I’ve not done it, in part because people I know who do it tend to be obnoxious about it/paleo eating. My concern besides cost is safety–it sounds like your gym made you take some classes to check your form, which is good. My boyfriend is a personal trainer and he’s certified in olympic-style weight lifting, and his assessment of the Crossfit he’s seen is that it’s really setting people up for injury. Obviously your specific gym and trainers will make that more or less the case, and if you were given specific form instruction you’re probably set, but in general those lifts (clean and jerk, snatch) are not meant to be done for a lot of reps and require really meticulous attention to form. So I stick with the regular classes at my gym and jogging and other boring stuff. Oh well.
Maybe if he/I saw a Crossfit gym that seemed safe and had good oversight it’d be different.
(Though I guess if I wanted a new routine I could have my boyfriend make one up for me, ha. I hadn’t really thought of that.)
The owner/trainer of the gym I went to was really careful about form for the Olympic lifts. We’d do a good 15 minutes of form work before any lifting activity with little or no weight, then moderate weight. Even on lifts we were versed on. And we had open gym days where people could come in to just work on skills and lifting form. I’ve never noticed that the heavy lifting was in high reps. Sometimes it would be a moderate weight dead lift (<100#) in conjunction with other exercises, though.
I agree with this. The Crossfit gyms I’ve seen of/ heard tend to pay little attention to form or safety. I know this is a problem at many gyms, but it does seem to be worse at Crossfit gyms. And I’d have a big problem with paying $150+/month for a gym that passively encourages exercising with a high risk of injury.

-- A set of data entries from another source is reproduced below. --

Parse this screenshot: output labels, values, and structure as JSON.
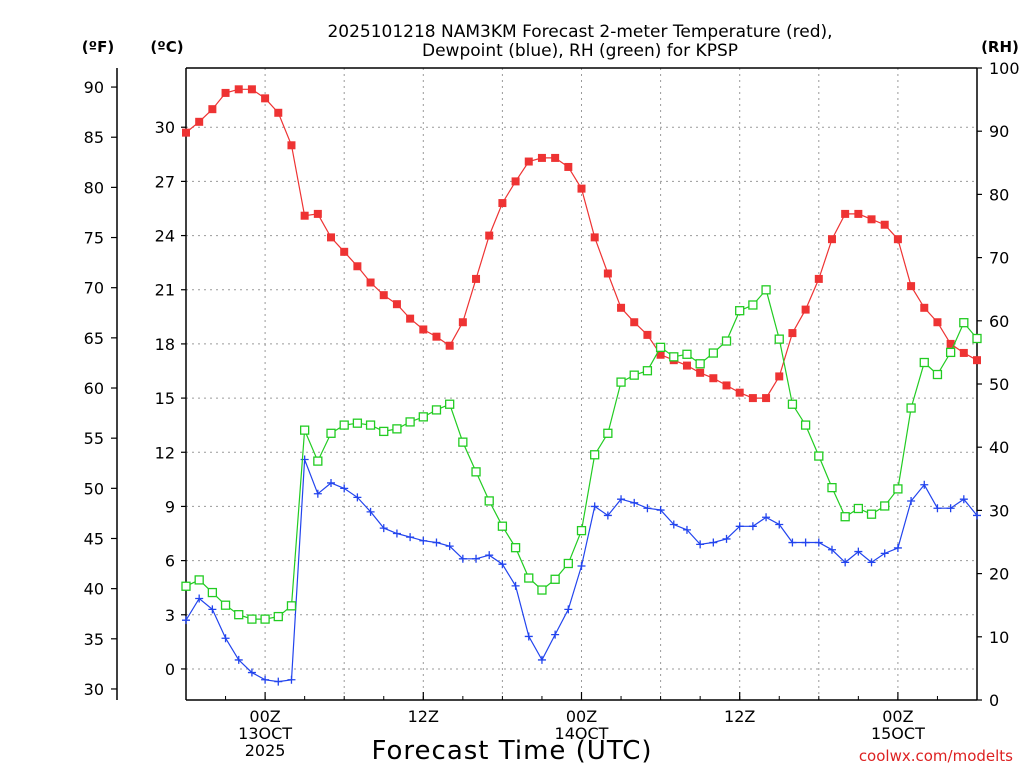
{
  "chart_data": {
    "type": "line",
    "title_line1": "2025101218 NAM3KM Forecast 2-meter Temperature (red),",
    "title_line2": "Dewpoint (blue), RH (green) for KPSP",
    "unit_f": "(ºF)",
    "unit_c": "(ºC)",
    "unit_rh": "(RH)",
    "xlabel": "Forecast Time (UTC)",
    "credit": "coolwx.com/modelts",
    "x_range_hours": [
      -6,
      54
    ],
    "x_ticks": [
      {
        "hour": 0,
        "lines": [
          "00Z",
          "13OCT",
          "2025"
        ]
      },
      {
        "hour": 12,
        "lines": [
          "12Z"
        ]
      },
      {
        "hour": 24,
        "lines": [
          "00Z",
          "14OCT"
        ]
      },
      {
        "hour": 36,
        "lines": [
          "12Z"
        ]
      },
      {
        "hour": 48,
        "lines": [
          "00Z",
          "15OCT"
        ]
      }
    ],
    "f_axis": {
      "ylim": [
        28.9,
        91.9
      ],
      "ticks": [
        "30",
        "35",
        "40",
        "45",
        "50",
        "55",
        "60",
        "65",
        "70",
        "75",
        "80",
        "85",
        "90"
      ]
    },
    "c_axis": {
      "ylim": [
        -1.72,
        33.28
      ],
      "ticks": [
        "0",
        "3",
        "6",
        "9",
        "12",
        "15",
        "18",
        "21",
        "24",
        "27",
        "30"
      ]
    },
    "rh_axis": {
      "ylim": [
        0,
        100
      ],
      "ticks": [
        "0",
        "10",
        "20",
        "30",
        "40",
        "50",
        "60",
        "70",
        "80",
        "90",
        "100"
      ]
    },
    "series": [
      {
        "name": "2-meter Temperature",
        "unit": "C",
        "color": "#ee3333",
        "marker": "filled-square",
        "values": [
          29.7,
          30.3,
          31.0,
          31.9,
          32.1,
          32.1,
          31.6,
          30.8,
          29.0,
          25.1,
          25.2,
          23.9,
          23.1,
          22.3,
          21.4,
          20.7,
          20.2,
          19.4,
          18.8,
          18.4,
          17.9,
          19.2,
          21.6,
          24.0,
          25.8,
          27.0,
          28.1,
          28.3,
          28.3,
          27.8,
          26.6,
          23.9,
          21.9,
          20.0,
          19.2,
          18.5,
          17.4,
          17.1,
          16.8,
          16.4,
          16.1,
          15.7,
          15.3,
          15.0,
          15.0,
          16.2,
          18.6,
          19.9,
          21.6,
          23.8,
          25.2,
          25.2,
          24.9,
          24.6,
          23.8,
          21.2,
          20.0,
          19.2,
          18.0,
          17.5,
          17.1
        ]
      },
      {
        "name": "Dewpoint",
        "unit": "C",
        "color": "#2244ee",
        "marker": "plus",
        "values": [
          2.7,
          3.9,
          3.3,
          1.7,
          0.5,
          -0.2,
          -0.6,
          -0.7,
          -0.6,
          11.6,
          9.7,
          10.3,
          10.0,
          9.5,
          8.7,
          7.8,
          7.5,
          7.3,
          7.1,
          7.0,
          6.8,
          6.1,
          6.1,
          6.3,
          5.8,
          4.6,
          1.8,
          0.5,
          1.9,
          3.3,
          5.7,
          9.0,
          8.5,
          9.4,
          9.2,
          8.9,
          8.8,
          8.0,
          7.7,
          6.9,
          7.0,
          7.2,
          7.9,
          7.9,
          8.4,
          8.0,
          7.0,
          7.0,
          7.0,
          6.6,
          5.9,
          6.5,
          5.9,
          6.4,
          6.7,
          9.3,
          10.2,
          8.9,
          8.9,
          9.4,
          8.5
        ]
      },
      {
        "name": "RH",
        "unit": "%",
        "color": "#22cc22",
        "marker": "open-square",
        "values": [
          18,
          19,
          17,
          15,
          13.5,
          12.8,
          12.8,
          13.2,
          14.9,
          42.7,
          37.8,
          42.2,
          43.5,
          43.8,
          43.5,
          42.5,
          42.9,
          44.0,
          44.8,
          45.9,
          46.8,
          40.8,
          36.1,
          31.5,
          27.5,
          24.1,
          19.3,
          17.4,
          19.1,
          21.6,
          26.8,
          38.8,
          42.2,
          50.3,
          51.4,
          52.1,
          55.8,
          54.3,
          54.7,
          53.2,
          54.9,
          56.8,
          61.6,
          62.5,
          64.9,
          57.1,
          46.8,
          43.5,
          38.6,
          33.6,
          29,
          30.3,
          29.4,
          30.7,
          33.4,
          46.2,
          53.4,
          51.5,
          55,
          59.7,
          57.2
        ]
      }
    ]
  }
}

Someone did make a series of compilations on YouTube:Â http://www.youtube.com/watch?v=NnnOWfj2TW4
I also agree with the criticisms of the Paleo diet. Some Paleo people act like you’re immoral if you eat grains/dairy, claim that those foods make people sick, ignore evidence contrary to their diet religion, and are often illogical about their dietary choices.

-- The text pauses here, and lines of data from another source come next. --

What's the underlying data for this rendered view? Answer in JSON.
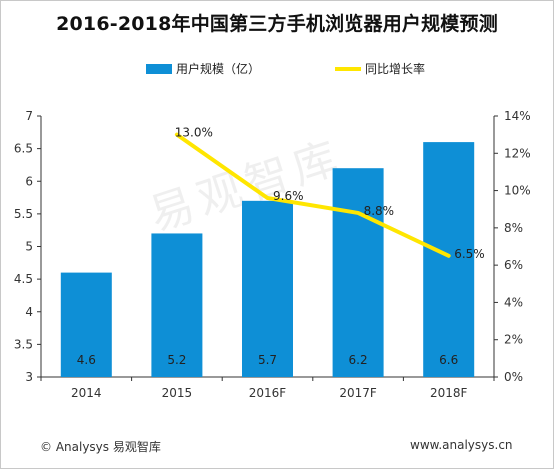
{
  "chart_data": {
    "type": "bar",
    "title": "2016-2018年中国第三方手机浏览器用户规模预测",
    "categories": [
      "2014",
      "2015",
      "2016F",
      "2017F",
      "2018F"
    ],
    "series": [
      {
        "name": "用户规模（亿）",
        "type": "bar",
        "axis": "left",
        "values": [
          4.6,
          5.2,
          5.7,
          6.2,
          6.6
        ],
        "labels": [
          "4.6",
          "5.2",
          "5.7",
          "6.2",
          "6.6"
        ],
        "color": "#0e8fd6"
      },
      {
        "name": "同比增长率",
        "type": "line",
        "axis": "right",
        "x": [
          "2015",
          "2016F",
          "2017F",
          "2018F"
        ],
        "values": [
          13.0,
          9.6,
          8.8,
          6.5
        ],
        "labels": [
          "13.0%",
          "9.6%",
          "8.8%",
          "6.5%"
        ],
        "color": "#ffe600"
      }
    ],
    "left_axis": {
      "ylim": [
        3,
        7
      ],
      "ticks": [
        "3",
        "3.5",
        "4",
        "4.5",
        "5",
        "5.5",
        "6",
        "6.5",
        "7"
      ]
    },
    "right_axis": {
      "ylim": [
        0,
        14
      ],
      "ticks": [
        "0%",
        "2%",
        "4%",
        "6%",
        "8%",
        "10%",
        "12%",
        "14%"
      ]
    },
    "legend_position": "top",
    "grid": false
  },
  "footer": {
    "source": "© Analysys 易观智库",
    "url": "www.analysys.cn"
  },
  "watermark": "易观智库"
}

I definitely worry about safety. I’m not above saying no to an exercise if I’m worried about injury, but my gym is pretty precise about form. I have heard of people at some CrossFit gyms really screwing things up from poor instruction.
I did it for 3 months (I had a semester gym pass for $70) and it was okay. I gained 10lbs of muscle and my clothes didn’t fit anymore, but I am not one of those people that gets a high off of that sort of workout. It comes down to preference, and I like to be outside hiking or skiing instead. You can forget about that damn diet, too, I was just trying to finish my degree.
I did crossfit for about 6 months and really really enjoyed it, for many of the reasons you stated. I was stronger than I’ve ever been. I ended up letting my membership lapse bc it was really expensive ($100/month with a yer commitment), it was 30 miles away, and when I started working full time, my schedule only allowed me to go to a couple classes a week, which made it really not worth the money it was costing me. I have included the exercises I learned into my regular workouts, though. I also liked the team aspect of it, but that you were only competing against your last best time/weight/etc.
The Paleo thing wore on me big time. I’m suspect of any diet that makes you sick the first two weeks your on it. (anecdotal evidence from the gym’s fb page when they would do 30-day strict Paleo challenges)
Yeah. I like to eat food. Real food. In moderation. I’m going to write a book and call it the Aristotilian diet “Everything in moderation.”
I do Barry’s Bootcamp. Â Would love to checkout a cross-fit.